Werner Hoebsch, Referatsleiter für den interreligiösen Dialog im Erzbistum Köln, über die Kölner Friedensverpflichtung, eine der herausragenden Initiativen innerhalb von "Weißt du, wer ich bin?". Als Mitinitiator kennt er beide Projekte sehr gut. Die Friedensverpflichtung ist ein Gemeinschaftsprodukt hochrangiger Religionsvertreter in Köln - ein solches Zusammenwirken hat es so noch nicht gegeben.
Die Ziele der Unterzeichner: Vorleben, dass jede Religion dem friedlichen Zusammenleben dient, und mithelfen, dass keine mehr für Terror missbraucht wird. Wie soll das praktisch aussehen?
"Wenn ich jetzt höre, als Christ, dass ein anderer Christ in meiner Gegenwart diffamierend über Menschen anderer Religionen spricht, dass ich ihn dann zurechtweise, ihm widerspreche. Oder: Es gibt hier in Köln einen Streit um den Moscheebau. Und in diesem Zusammenhang hat etwa der Rabbiner mit Bezug auf die Friedensverpflichtung deutlich gemacht, dass Muslime eine Recht haben, hier ein solches Gebetshaus zu errichten und eine würdige Stätte für ihre Gottesdienste zu haben. Oder er hat sehr eindrücklich geschildert, dass bisweilen Beschwerden über muslimische Jugendliche ihn erreichen, die jüdische Jugendliche beleidigen und beschimpfen. Und dann hat er gesagt: Dann greife ich zum Telefon, rufe meinen Kollegen von DITIB an, von der muslimischen Gemeinschaft, und der geht in die Schule und spricht mit den Schülern."
Die Kölner Friedensverpflichtung wurde Ende Oktober 2006 im Kölner Rathaus unterschrieben, auch vom Oberbürgermeister Fritz Schramma. Inzwischen steht sie auch im Internet, zieht bundesweit Kreise und sucht und findet immer mehr Unterzeichner.
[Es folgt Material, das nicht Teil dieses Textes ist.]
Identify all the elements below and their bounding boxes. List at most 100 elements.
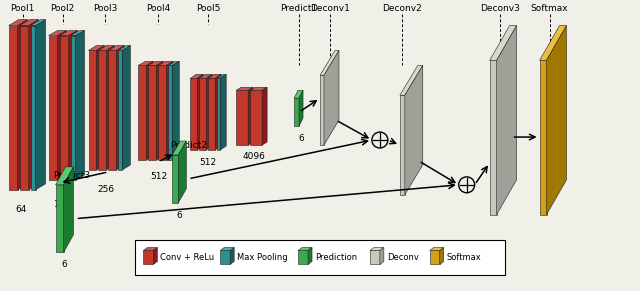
- Polygon shape: [208, 78, 215, 150]
- Text: 512: 512: [150, 172, 167, 181]
- Polygon shape: [70, 36, 76, 180]
- Polygon shape: [156, 61, 163, 160]
- Polygon shape: [63, 167, 74, 253]
- Polygon shape: [138, 61, 154, 65]
- Polygon shape: [172, 155, 179, 203]
- Text: Predict3: Predict3: [54, 171, 91, 180]
- Polygon shape: [9, 26, 18, 190]
- Text: Softmax: Softmax: [531, 3, 568, 13]
- Polygon shape: [320, 75, 324, 145]
- Polygon shape: [199, 74, 212, 78]
- Polygon shape: [20, 26, 29, 190]
- Text: Deconv3: Deconv3: [479, 3, 520, 13]
- Polygon shape: [540, 61, 547, 215]
- Text: Pool2: Pool2: [51, 3, 75, 13]
- Text: Predict1: Predict1: [280, 3, 317, 13]
- Polygon shape: [168, 65, 172, 160]
- Polygon shape: [547, 26, 566, 215]
- Polygon shape: [220, 251, 230, 265]
- Polygon shape: [29, 19, 38, 190]
- Polygon shape: [490, 61, 497, 215]
- Polygon shape: [197, 74, 204, 150]
- Text: 4096: 4096: [243, 152, 266, 161]
- Polygon shape: [294, 90, 303, 98]
- Text: Deconv2: Deconv2: [382, 3, 422, 13]
- Polygon shape: [172, 61, 179, 160]
- Polygon shape: [236, 90, 248, 145]
- Polygon shape: [250, 87, 267, 90]
- Polygon shape: [430, 248, 444, 251]
- Polygon shape: [190, 78, 197, 150]
- Text: 512: 512: [200, 158, 217, 167]
- Text: 6: 6: [298, 134, 304, 143]
- Polygon shape: [36, 19, 45, 190]
- Polygon shape: [49, 36, 58, 180]
- Polygon shape: [9, 19, 28, 26]
- Polygon shape: [380, 248, 384, 265]
- Polygon shape: [116, 45, 124, 170]
- Text: 6: 6: [177, 211, 182, 220]
- Polygon shape: [60, 31, 77, 36]
- Text: 128: 128: [54, 200, 71, 209]
- Polygon shape: [217, 78, 220, 150]
- Polygon shape: [208, 74, 221, 78]
- Polygon shape: [430, 251, 440, 265]
- Text: Pool5: Pool5: [196, 3, 220, 13]
- Polygon shape: [49, 31, 67, 36]
- Polygon shape: [220, 248, 234, 251]
- Polygon shape: [400, 95, 405, 195]
- Polygon shape: [56, 185, 63, 253]
- Polygon shape: [206, 74, 212, 150]
- Polygon shape: [400, 65, 423, 95]
- Polygon shape: [199, 78, 206, 150]
- Text: Pool4: Pool4: [146, 3, 170, 13]
- Text: Pool1: Pool1: [10, 3, 35, 13]
- Polygon shape: [299, 90, 303, 126]
- Polygon shape: [122, 45, 131, 170]
- Polygon shape: [60, 36, 68, 180]
- Polygon shape: [217, 74, 226, 78]
- Polygon shape: [88, 50, 97, 170]
- Polygon shape: [440, 248, 444, 265]
- Polygon shape: [262, 87, 267, 145]
- Polygon shape: [248, 87, 253, 145]
- Text: Predict2: Predict2: [170, 141, 207, 150]
- Polygon shape: [118, 45, 131, 50]
- Polygon shape: [324, 50, 339, 145]
- Polygon shape: [58, 31, 67, 180]
- Polygon shape: [158, 65, 166, 160]
- Polygon shape: [99, 50, 106, 170]
- Polygon shape: [118, 50, 122, 170]
- Text: Softmax: Softmax: [447, 253, 481, 262]
- Polygon shape: [370, 251, 380, 265]
- Polygon shape: [31, 26, 36, 190]
- Text: 6: 6: [61, 260, 67, 269]
- Polygon shape: [148, 65, 156, 160]
- Polygon shape: [158, 61, 173, 65]
- Polygon shape: [108, 50, 116, 170]
- Polygon shape: [68, 31, 77, 180]
- Polygon shape: [18, 19, 28, 190]
- Polygon shape: [138, 65, 147, 160]
- Polygon shape: [370, 248, 384, 251]
- Polygon shape: [70, 31, 84, 36]
- Polygon shape: [190, 74, 204, 78]
- Polygon shape: [154, 248, 157, 265]
- Polygon shape: [148, 61, 163, 65]
- Text: 64: 64: [15, 205, 26, 214]
- Polygon shape: [143, 251, 154, 265]
- Text: Max Pooling: Max Pooling: [237, 253, 288, 262]
- Polygon shape: [179, 141, 186, 203]
- Polygon shape: [97, 45, 104, 170]
- Polygon shape: [308, 248, 312, 265]
- Bar: [136, 239, 504, 275]
- Polygon shape: [294, 98, 299, 126]
- Polygon shape: [108, 45, 124, 50]
- Polygon shape: [220, 74, 226, 150]
- Text: Pool3: Pool3: [93, 3, 118, 13]
- Polygon shape: [497, 26, 516, 215]
- Polygon shape: [31, 19, 45, 26]
- Polygon shape: [20, 19, 38, 26]
- Polygon shape: [172, 141, 186, 155]
- Text: 256: 256: [97, 185, 114, 194]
Das Projekt "Weißt du, wer ich bin?" konnte ein Erfolg werden, weil sich die Mitarbeiterinnen mit aller Kraft ins Zeug gelegt haben und auch, weil das Projekt großzügig angelegt war - weniger finanziell als zeitlich. Die, die an der Basis die Arbeit gemacht haben, sind jedenfalls zuversichtlich, dass etwas angestoßen wurde, das nachwirken wird. Diese Zuversicht geben ihnen Abschlussberichte der Initiativen, in denen Sätze stehen wie diese: "Wo zwei Menschen über Gott reden, da ist Gott anwesend. Treffen wir uns weiter, damit Gott immer öfter zwischen uns verweilt."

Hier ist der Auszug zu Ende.